Constant-space-overhead fault-tolerant quantum input/output and communication

Fault-tolerant capacities quantify the ability of a quantum channel to reliably transmit information when every component of the encoding and decoding procedure is noisy. Earlier work analyzed achievable communication rates under such noise using fault-tolerant implementations based on concatenated codes with a single logical qubit. In this work, we develop an alternative approach using concatenations of quantum Hamming codes, which offer constant space overhead by encoding many logical qubits simultaneously. We introduce modular techniques for implementing fault-tolerant circuits with quantum input/output interfaces using the concatenated quantum Hamming code. These tools enable an analysis of fault-tolerant entanglement-assisted communication that is not only simpler, but also yields substantially higher achievable communication rates than previous methods, owing to the limited noise correlations in syndrome qubits of high-rate quantum Hamming codes.

💡 Research Summary

The paper addresses a fundamental obstacle in fault‑tolerant quantum communication: the assumption that encoding and decoding circuits are noiseless is unrealistic for near‑term quantum devices. Earlier works achieved non‑zero fault‑tolerant capacities by using concatenated 7‑qubit Steane codes, but these constructions suffer from a polylogarithmic space overhead because each logical qubit is protected individually.

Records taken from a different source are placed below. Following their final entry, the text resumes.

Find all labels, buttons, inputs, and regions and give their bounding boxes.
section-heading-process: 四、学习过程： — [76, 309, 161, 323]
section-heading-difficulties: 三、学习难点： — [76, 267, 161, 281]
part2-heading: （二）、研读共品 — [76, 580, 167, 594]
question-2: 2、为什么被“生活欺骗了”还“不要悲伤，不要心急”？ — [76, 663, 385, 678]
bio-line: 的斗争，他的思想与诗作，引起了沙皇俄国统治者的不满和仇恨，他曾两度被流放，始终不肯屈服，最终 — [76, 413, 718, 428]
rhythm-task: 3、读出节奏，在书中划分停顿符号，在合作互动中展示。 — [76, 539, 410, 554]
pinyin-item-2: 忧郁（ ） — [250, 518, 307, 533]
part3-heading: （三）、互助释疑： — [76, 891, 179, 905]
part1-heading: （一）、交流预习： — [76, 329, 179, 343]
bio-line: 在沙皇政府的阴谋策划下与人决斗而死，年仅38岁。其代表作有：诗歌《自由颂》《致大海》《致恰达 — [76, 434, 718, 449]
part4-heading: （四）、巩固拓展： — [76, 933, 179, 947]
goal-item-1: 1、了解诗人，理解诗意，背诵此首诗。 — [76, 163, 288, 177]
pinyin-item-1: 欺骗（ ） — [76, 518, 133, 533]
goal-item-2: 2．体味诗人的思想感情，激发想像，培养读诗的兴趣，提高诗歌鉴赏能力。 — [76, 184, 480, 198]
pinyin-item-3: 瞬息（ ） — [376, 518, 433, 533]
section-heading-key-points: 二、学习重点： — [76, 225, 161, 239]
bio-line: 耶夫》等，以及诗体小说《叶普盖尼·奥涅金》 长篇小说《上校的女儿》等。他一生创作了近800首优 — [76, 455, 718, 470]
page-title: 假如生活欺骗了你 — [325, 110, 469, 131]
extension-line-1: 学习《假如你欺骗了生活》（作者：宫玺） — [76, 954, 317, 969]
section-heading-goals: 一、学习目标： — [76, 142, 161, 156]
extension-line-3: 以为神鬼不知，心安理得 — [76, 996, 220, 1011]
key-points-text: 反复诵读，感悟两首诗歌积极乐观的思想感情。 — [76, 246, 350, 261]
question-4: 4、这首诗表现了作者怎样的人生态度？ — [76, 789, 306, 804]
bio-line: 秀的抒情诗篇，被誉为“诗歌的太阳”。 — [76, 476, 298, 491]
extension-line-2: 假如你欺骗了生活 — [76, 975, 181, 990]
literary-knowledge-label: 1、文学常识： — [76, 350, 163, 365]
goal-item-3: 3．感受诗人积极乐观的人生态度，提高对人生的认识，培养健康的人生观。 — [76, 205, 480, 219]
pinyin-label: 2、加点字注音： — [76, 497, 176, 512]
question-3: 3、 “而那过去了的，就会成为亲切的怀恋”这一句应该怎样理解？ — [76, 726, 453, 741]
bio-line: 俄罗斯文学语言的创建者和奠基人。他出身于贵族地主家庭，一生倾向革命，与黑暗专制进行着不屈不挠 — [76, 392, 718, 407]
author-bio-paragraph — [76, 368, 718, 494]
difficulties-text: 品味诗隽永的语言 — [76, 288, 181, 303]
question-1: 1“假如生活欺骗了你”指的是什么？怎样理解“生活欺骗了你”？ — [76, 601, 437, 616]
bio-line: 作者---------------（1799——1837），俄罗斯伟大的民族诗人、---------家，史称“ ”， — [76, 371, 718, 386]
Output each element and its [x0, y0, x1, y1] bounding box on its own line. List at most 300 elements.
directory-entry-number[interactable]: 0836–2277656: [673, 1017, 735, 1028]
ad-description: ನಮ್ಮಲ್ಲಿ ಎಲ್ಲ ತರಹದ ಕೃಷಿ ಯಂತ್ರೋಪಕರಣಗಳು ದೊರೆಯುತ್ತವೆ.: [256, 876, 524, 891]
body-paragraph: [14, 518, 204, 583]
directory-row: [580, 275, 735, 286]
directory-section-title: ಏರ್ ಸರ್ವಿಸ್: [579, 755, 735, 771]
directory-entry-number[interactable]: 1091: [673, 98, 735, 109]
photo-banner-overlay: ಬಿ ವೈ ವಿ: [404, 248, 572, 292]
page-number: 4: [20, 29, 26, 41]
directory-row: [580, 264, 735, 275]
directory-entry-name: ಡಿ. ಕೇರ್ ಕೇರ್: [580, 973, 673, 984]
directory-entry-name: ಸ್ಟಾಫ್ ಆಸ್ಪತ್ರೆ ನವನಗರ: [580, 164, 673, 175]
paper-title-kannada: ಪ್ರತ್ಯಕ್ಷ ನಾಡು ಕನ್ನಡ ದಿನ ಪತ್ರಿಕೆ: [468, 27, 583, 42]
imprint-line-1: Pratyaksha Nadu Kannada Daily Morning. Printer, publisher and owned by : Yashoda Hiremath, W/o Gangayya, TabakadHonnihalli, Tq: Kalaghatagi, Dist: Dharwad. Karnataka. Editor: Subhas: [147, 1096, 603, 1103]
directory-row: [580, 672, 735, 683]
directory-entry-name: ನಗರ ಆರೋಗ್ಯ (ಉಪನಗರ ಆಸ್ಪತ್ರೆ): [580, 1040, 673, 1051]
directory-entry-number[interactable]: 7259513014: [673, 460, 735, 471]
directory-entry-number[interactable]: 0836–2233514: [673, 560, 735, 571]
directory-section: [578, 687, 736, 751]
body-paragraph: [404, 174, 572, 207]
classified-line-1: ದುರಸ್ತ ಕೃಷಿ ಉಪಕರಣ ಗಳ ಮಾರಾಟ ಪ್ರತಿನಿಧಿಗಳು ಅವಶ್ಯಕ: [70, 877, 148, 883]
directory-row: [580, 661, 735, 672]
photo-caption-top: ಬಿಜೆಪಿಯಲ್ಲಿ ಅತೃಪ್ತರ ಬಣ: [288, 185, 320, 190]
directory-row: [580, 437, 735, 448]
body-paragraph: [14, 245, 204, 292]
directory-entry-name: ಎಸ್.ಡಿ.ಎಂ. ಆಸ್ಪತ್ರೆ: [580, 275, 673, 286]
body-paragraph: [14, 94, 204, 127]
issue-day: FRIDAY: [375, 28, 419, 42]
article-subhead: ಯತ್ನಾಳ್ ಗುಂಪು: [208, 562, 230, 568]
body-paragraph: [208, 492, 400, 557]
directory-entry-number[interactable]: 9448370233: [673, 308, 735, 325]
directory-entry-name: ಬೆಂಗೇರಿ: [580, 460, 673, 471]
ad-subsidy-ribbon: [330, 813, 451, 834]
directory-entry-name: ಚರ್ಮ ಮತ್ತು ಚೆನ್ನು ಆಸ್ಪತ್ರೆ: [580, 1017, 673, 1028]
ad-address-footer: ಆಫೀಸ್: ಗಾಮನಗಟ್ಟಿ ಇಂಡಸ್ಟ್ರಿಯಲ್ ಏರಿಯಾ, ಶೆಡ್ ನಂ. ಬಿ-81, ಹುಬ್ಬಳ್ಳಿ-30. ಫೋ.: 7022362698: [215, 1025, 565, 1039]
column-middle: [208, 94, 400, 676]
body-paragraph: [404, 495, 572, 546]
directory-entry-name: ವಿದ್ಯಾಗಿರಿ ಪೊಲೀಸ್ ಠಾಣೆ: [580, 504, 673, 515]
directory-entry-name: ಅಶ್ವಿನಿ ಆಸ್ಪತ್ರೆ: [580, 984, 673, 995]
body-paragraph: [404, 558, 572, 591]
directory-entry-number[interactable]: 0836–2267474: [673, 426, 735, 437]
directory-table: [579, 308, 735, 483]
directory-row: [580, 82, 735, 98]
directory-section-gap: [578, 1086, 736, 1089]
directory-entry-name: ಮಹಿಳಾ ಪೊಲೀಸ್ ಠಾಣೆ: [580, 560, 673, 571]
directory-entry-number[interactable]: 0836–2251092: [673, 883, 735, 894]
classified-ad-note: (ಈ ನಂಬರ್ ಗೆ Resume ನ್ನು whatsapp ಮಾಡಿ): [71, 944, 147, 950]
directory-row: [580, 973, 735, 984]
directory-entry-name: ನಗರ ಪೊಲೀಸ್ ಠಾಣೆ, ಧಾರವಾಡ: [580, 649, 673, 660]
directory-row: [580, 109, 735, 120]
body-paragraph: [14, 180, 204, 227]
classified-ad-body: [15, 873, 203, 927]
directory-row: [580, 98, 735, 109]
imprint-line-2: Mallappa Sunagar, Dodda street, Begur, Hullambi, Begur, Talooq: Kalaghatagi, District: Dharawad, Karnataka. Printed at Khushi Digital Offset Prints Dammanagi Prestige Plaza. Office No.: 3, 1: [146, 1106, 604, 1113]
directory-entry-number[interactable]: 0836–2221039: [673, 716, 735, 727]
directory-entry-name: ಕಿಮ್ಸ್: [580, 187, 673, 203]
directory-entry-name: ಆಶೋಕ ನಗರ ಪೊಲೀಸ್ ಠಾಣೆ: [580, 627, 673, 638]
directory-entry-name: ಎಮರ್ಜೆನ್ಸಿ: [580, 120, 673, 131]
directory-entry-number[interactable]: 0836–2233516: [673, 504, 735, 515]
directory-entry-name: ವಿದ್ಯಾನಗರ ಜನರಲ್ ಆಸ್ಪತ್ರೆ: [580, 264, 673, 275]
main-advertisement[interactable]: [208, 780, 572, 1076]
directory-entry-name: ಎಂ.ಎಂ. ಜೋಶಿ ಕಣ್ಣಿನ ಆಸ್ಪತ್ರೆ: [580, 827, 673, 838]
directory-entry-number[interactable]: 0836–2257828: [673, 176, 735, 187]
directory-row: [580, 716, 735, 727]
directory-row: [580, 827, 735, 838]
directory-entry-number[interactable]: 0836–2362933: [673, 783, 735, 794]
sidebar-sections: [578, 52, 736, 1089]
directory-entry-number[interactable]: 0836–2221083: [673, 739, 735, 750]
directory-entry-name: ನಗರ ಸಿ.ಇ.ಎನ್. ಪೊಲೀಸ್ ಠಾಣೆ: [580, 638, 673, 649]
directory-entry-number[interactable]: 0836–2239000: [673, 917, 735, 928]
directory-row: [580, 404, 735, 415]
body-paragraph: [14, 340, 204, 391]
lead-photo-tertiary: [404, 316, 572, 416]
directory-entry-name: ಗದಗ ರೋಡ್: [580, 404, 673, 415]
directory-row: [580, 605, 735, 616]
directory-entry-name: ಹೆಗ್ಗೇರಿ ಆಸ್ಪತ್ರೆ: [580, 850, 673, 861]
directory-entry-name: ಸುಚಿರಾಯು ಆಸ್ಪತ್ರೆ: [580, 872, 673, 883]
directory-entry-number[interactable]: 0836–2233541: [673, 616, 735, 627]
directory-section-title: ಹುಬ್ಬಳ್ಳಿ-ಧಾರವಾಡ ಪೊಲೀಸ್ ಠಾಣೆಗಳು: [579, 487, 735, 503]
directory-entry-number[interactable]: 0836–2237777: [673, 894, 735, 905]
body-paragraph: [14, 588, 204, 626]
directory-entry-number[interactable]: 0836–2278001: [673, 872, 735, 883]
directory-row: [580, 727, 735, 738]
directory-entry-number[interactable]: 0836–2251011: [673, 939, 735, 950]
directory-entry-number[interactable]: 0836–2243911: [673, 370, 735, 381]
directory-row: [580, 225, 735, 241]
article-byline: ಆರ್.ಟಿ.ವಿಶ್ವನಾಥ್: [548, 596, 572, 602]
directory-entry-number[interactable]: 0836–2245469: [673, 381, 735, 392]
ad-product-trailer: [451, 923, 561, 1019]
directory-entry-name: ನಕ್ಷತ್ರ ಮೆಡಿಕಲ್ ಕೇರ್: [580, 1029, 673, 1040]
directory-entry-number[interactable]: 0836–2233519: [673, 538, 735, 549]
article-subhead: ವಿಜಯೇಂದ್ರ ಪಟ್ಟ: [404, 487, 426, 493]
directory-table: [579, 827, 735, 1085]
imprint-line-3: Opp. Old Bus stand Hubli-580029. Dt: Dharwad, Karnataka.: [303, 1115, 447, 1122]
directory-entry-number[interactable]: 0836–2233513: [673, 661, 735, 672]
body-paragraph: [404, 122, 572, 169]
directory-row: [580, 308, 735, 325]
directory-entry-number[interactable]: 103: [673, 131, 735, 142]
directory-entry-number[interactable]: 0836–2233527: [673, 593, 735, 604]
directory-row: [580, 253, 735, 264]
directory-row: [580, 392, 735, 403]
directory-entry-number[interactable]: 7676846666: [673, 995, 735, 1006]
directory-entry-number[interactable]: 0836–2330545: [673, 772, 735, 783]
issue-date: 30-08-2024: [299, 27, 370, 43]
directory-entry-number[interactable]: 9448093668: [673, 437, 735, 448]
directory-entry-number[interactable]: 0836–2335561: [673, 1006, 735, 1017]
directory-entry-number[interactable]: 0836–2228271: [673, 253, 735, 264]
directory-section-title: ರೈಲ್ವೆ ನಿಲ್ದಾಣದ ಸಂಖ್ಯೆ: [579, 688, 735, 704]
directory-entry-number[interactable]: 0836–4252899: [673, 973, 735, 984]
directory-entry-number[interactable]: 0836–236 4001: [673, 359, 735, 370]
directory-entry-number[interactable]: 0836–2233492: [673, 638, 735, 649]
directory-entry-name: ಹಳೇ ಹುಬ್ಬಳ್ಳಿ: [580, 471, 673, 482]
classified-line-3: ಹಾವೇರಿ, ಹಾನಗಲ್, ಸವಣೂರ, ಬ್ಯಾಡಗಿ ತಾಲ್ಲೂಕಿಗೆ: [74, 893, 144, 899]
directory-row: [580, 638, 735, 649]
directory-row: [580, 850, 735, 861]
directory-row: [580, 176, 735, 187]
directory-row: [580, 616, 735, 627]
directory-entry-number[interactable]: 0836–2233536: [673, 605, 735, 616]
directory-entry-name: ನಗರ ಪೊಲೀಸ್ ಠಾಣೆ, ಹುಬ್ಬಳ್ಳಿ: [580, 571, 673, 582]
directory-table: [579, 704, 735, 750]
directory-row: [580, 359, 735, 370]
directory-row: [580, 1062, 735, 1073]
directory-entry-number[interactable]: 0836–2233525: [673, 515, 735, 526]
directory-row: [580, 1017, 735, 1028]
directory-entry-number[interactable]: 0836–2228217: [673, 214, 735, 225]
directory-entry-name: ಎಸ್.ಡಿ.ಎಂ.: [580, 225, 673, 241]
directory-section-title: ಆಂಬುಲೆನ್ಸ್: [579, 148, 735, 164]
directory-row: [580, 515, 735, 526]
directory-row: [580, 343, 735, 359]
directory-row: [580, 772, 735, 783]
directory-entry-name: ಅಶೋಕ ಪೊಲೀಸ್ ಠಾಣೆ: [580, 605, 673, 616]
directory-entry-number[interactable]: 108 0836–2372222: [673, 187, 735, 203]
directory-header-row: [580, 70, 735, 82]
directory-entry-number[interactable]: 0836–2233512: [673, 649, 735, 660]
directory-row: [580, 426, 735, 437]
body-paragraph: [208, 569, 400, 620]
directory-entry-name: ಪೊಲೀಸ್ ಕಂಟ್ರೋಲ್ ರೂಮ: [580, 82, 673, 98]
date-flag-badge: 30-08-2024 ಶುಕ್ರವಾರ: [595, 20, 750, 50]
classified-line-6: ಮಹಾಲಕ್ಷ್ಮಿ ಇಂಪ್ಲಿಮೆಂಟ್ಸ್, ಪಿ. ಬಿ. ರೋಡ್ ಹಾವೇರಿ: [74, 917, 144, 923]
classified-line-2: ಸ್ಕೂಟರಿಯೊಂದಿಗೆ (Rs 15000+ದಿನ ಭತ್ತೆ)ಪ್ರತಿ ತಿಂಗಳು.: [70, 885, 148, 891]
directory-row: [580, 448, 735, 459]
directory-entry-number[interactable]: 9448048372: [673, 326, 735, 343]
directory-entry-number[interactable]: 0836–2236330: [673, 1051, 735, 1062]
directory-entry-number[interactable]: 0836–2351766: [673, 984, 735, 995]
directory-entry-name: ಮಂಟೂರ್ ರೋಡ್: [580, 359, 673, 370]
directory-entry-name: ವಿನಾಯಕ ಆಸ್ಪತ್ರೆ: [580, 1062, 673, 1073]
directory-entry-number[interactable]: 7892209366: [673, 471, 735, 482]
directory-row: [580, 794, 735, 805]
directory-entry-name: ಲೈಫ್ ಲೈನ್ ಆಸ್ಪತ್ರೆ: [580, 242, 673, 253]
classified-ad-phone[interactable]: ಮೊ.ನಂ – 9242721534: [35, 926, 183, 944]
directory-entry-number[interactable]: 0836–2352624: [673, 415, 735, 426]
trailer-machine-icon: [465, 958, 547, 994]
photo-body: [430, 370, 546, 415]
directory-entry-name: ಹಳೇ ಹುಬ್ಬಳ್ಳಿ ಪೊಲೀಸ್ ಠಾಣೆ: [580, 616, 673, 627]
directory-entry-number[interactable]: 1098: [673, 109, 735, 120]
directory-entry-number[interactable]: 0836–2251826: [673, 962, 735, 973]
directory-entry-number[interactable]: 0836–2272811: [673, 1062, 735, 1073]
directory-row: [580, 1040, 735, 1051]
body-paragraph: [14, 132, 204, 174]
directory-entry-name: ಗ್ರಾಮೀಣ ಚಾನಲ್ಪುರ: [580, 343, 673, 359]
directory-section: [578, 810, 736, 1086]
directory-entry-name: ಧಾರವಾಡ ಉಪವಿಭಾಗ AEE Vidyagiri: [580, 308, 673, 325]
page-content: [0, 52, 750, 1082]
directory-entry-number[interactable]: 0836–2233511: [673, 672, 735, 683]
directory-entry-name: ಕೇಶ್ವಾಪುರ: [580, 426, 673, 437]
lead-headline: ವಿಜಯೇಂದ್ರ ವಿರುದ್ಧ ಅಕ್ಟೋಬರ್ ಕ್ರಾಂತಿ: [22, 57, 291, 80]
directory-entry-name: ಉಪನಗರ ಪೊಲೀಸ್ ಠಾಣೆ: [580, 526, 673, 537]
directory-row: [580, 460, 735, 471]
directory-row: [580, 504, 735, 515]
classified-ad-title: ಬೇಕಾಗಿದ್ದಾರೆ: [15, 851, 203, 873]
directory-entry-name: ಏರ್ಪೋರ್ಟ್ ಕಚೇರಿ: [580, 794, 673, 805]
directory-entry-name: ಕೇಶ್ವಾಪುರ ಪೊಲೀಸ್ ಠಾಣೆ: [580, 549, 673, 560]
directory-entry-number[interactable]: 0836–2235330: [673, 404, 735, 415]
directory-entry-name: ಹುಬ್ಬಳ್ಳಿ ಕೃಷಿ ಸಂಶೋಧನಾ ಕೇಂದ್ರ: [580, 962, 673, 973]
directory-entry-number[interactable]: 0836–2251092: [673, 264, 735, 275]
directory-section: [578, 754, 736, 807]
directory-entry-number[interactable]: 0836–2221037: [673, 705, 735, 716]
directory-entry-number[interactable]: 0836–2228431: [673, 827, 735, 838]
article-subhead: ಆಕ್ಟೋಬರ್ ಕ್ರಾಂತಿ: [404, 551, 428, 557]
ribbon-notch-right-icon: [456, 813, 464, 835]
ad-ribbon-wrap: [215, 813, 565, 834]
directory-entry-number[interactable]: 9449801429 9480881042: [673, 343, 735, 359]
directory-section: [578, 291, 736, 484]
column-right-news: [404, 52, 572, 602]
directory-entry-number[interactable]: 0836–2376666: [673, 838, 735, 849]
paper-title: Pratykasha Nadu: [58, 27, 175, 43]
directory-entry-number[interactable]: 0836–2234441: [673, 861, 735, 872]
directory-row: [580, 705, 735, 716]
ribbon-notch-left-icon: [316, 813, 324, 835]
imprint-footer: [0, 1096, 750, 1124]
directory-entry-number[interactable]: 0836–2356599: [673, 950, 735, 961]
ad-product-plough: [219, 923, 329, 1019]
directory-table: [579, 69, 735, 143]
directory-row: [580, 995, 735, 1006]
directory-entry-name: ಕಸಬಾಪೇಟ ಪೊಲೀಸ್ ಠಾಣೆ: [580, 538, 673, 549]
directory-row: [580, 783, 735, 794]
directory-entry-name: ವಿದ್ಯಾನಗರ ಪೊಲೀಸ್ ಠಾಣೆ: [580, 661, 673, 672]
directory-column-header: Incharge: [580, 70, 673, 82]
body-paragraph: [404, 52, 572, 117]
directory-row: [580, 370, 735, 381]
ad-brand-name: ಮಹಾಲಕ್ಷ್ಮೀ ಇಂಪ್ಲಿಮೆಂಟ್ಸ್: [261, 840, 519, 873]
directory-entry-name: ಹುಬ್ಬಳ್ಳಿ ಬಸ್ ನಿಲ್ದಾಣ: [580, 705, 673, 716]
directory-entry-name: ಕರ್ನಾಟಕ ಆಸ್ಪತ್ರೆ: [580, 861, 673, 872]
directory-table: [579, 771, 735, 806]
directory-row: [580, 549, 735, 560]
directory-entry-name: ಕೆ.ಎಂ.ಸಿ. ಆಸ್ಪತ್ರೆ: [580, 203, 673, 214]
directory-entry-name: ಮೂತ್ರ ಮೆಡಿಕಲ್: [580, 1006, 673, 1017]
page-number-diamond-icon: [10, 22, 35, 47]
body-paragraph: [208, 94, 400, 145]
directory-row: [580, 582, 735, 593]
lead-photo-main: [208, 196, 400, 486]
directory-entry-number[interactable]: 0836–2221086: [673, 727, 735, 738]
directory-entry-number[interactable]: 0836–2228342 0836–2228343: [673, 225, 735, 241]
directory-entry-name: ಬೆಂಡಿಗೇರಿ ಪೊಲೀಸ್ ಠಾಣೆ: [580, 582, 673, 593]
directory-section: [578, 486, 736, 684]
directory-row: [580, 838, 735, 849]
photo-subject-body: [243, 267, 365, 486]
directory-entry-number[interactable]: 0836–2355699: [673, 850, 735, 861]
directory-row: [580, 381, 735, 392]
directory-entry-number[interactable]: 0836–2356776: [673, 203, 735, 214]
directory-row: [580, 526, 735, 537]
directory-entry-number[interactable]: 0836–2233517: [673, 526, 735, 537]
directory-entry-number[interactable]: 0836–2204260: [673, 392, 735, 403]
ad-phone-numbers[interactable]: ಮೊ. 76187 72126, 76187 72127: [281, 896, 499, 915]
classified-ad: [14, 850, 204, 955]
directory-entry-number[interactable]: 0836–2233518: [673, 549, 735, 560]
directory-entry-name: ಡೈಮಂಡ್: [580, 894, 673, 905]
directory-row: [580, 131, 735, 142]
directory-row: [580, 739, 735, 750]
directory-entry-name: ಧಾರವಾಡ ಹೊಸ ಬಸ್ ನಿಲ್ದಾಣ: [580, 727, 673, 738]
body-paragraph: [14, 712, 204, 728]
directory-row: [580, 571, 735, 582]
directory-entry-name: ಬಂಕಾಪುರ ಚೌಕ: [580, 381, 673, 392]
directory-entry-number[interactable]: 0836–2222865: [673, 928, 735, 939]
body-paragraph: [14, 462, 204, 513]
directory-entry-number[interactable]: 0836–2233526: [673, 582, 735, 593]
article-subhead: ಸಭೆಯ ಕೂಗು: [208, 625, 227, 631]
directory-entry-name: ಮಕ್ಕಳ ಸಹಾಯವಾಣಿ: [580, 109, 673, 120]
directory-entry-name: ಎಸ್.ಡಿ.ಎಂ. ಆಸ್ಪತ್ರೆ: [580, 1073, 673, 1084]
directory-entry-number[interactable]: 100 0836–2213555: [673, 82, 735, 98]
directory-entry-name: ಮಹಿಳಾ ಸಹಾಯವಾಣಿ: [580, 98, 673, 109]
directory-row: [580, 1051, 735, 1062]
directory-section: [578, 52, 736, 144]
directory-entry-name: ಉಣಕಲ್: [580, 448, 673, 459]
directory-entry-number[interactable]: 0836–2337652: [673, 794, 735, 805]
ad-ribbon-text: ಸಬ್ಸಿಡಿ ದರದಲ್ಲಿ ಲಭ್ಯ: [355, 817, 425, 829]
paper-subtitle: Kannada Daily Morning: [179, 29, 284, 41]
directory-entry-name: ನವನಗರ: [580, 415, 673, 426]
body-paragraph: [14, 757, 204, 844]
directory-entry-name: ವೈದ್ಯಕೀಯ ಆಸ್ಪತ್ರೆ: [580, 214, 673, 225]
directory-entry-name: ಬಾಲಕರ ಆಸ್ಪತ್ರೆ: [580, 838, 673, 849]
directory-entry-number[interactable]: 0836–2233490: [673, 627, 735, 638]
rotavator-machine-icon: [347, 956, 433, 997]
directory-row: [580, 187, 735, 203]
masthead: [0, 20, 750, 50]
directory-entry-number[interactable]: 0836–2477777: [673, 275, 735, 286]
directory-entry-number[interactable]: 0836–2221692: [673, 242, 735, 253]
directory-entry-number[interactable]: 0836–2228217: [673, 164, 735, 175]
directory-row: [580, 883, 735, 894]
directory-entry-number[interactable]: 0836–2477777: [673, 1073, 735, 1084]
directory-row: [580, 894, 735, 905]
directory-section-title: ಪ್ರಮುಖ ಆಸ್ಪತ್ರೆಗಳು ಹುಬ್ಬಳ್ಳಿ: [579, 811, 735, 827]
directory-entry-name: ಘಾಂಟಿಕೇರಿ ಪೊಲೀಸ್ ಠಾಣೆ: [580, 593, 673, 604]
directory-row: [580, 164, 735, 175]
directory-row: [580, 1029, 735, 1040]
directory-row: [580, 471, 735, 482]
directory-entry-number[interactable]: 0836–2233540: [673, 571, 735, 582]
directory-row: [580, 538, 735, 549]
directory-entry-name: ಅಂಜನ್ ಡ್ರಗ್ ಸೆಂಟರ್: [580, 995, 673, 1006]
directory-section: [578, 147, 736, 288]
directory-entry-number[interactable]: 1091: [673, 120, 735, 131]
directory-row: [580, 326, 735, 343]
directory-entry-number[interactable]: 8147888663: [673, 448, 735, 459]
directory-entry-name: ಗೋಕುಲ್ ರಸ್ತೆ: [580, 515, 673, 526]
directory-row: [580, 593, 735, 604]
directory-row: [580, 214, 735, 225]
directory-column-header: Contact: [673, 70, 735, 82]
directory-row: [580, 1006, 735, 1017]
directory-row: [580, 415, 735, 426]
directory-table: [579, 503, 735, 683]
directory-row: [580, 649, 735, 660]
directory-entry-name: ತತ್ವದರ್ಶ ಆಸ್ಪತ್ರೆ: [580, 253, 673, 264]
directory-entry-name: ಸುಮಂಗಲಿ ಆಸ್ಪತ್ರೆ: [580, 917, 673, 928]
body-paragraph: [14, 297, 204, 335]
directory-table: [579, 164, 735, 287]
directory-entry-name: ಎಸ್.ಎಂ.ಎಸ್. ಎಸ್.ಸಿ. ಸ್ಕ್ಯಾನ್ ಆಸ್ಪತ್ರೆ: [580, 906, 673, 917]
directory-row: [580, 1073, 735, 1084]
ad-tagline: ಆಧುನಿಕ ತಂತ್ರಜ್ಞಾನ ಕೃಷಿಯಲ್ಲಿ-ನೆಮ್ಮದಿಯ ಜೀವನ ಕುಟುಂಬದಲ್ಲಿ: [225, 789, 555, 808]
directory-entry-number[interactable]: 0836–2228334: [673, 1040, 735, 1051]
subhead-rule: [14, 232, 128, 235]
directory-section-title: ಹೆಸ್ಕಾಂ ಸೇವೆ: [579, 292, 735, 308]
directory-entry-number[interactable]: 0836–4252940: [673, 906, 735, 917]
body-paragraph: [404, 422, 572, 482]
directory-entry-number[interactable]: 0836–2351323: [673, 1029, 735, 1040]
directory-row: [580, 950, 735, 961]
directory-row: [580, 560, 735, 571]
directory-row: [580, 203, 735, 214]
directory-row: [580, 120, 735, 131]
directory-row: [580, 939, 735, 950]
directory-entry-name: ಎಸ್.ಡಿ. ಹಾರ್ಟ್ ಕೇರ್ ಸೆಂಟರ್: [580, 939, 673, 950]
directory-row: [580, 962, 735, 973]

To overcome this limitation, the authors propose a new framework based on concatenated quantum Hamming codes. Quantum Hamming codes have a high rate (k/n ≈ 1 − O(1/n)) and can encode many logical qubits simultaneously, leading to a constant space overhead independent of the total number of logical qubits. The central technical contribution is the notion of “interfaced circuits.” An interfaced circuit augments a logical circuit with explicit quantum input and output ports that map physical qubits directly onto the code’s physical registers and back. This allows the encoding and decoding procedures themselves to be treated as fault‑tolerant operations while still handling quantum states as inputs and outputs—exactly the situation required for quantum communication and distributed computing.

The authors prove two foundational theorems for interfaced circuits built on concatenated Hamming codes. The Level‑Conversion Theorem shows that a circuit at level L can be simulated at level L + 1 with the logical error probability reduced roughly quadratically (ε → c ε²), where the constant c is small because syndrome qubits in Hamming codes exhibit limited correlations. The Threshold Theorem establishes that, for a physical Pauli error rate p₀ below a certain threshold p_th (significantly higher than that of the Steane code), arbitrarily many concatenation levels drive the logical error rate to any desired δ. Consequently, the overall space overhead remains constant while the time overhead grows only polylogarithmically with the size of the computation.

Armed with these tools, the paper revisits entanglement‑assisted classical communication (EA‑CC). In EA‑CC, the sender and receiver share maximally entangled states and aim to transmit classical bits through a noisy quantum channel. The authors construct a fault‑tolerant EA‑CC protocol that uses the concatenated Hamming code for both the channel coding and the interface handling of the shared entanglement. Because syndrome qubits are few and their errors are nearly independent, the logical error rate of the whole protocol is dramatically lower than in the prior Steane‑code‑based construction. Quantitative analysis (see Fig. 7) shows that for physical error rates as high as p₀ ≈ 1.2 × 10⁻³, the protocol still achieves a positive communication rate, whereas the Steane‑based scheme requires p₀ ≈ 10⁻⁴ to be viable. The resulting fault‑tolerant entanglement‑assisted capacity C_EA^F(p₀) is therefore several times larger than previously known lower bounds, narrowing the gap to the known upper bound.

Beyond EA‑CC, the authors argue that interfaced circuits are broadly applicable to any quantum task that requires quantum I/O, such as third‑generation quantum repeaters, magic‑state injection, and distributed quantum algorithms. The constant‑space property makes the scheme attractive for near‑term hardware where qubit resources are scarce, while the rigorous level‑conversion and threshold results give strong theoretical guarantees on reliability.

In summary, the paper makes three key contributions: (1) a constant‑space‑overhead fault‑tolerant architecture based on concatenated quantum Hamming codes, (2) rigorous level‑conversion and threshold theorems for circuits with quantum input/output interfaces, and (3) a substantially improved fault‑tolerant entanglement‑assisted communication protocol that achieves higher rates under realistic noise levels. The work opens several avenues for future research, including extensions to non‑IID noise models, experimental validation on existing quantum processors, and adaptation to other quantum information processing tasks such as quantum key distribution and quantum memory.